Y un corazón que sabe y que presiente cuál es la mano amiga, manejada por otro corazón, no teme nada.

¿Y qué mejor amparo tendría él, que esas tus manos, Clara?

He aprendido a decir tu nombre mientras duermo. Lo he aprendido a decir entre la noche iluminada.

Lo han aprendido ya el árbol y la tarde…

y el viento lo ha llevado hasta los montes y lo ha puesto en las espigas de los trigales. Y lo murmura el río…

Clara:

Hoy he sembrado un hueso de durazno en tu nombre.

 

Guadalajara, Octubre de 1944

 

 

LA CARTA DOS

 

Hoy que vine de ti, sostenido a tu sombra, he mirado la noche.

He mirado las nubes en la noche como lágrimas alrededor de la luna clara;

los árboles oscuros, las estrellas blandas.

Hoy he visto cómo por todas partes la noche era muy alta.

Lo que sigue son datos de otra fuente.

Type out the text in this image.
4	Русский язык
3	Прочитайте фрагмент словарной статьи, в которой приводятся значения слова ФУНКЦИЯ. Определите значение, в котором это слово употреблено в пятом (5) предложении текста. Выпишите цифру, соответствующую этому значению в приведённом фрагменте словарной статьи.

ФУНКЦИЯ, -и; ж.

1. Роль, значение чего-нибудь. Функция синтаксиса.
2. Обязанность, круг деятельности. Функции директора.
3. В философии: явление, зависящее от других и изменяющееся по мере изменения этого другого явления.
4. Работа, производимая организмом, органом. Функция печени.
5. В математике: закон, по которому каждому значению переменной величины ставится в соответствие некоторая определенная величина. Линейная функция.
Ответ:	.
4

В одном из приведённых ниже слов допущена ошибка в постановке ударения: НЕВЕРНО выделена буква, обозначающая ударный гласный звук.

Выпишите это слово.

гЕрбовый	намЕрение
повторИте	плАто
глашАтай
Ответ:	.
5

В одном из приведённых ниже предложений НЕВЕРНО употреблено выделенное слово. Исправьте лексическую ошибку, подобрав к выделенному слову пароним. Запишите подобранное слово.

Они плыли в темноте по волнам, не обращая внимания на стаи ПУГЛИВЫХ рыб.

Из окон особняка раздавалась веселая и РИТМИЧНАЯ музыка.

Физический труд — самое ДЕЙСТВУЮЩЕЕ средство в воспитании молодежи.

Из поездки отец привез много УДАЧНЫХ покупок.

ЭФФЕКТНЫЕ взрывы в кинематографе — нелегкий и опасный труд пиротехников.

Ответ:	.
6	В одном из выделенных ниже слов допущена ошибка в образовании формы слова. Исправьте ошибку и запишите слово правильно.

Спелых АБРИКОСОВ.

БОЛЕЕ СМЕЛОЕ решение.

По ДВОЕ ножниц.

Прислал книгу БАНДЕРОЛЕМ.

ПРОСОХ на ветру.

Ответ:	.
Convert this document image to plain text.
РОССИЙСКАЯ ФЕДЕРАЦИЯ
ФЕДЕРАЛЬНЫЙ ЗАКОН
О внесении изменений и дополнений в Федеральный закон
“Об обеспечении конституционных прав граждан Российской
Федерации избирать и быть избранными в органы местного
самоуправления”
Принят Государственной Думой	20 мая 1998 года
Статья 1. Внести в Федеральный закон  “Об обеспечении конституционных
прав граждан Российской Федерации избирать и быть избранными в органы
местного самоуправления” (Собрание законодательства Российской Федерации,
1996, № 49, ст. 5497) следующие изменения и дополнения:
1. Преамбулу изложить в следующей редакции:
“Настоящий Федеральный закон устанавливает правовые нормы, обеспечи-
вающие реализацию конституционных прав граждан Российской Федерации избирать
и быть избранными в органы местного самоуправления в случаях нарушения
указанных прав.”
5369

Y me detuve a mirarla como se detiene el que descansa.

Clara:

Hoy se murió el amor por un instante y creí que yo también agonizaba.

Fue a la hora en que diste con tus manos aquel golpe en la mitad de mi alma.

Y que dijiste: tres años, como si fuera tan larga la esperanza…

Hoy caminé despacio pensando en tus palabras.

Oyendo los ruidos del pájaro que duerme y los ruidos del ansia.

Del ansia que nos mancha la congoja de no poder ser omnipotentes para labrar una piedad dentro de otra alma.

Con todo, tres años no son nada. No son nada para los muertos, ni para los que han asesinado lo que aman.

Tres años son, Clara, como querer cortar con nuestras manos un hilito de agua.

Y en esperar que pasen los tres años, el tiempo nunca pasa.

Clara:

Hoy que vine de ti, sostenido a tu sombra, me puse a mirar mi soledad y la encontré más sola.

 

Guadalajara, octubre 1944

 

Nota: Juan Rulfo escribió estas cartas poco antes de partir con un tío materno a Ciudad de México.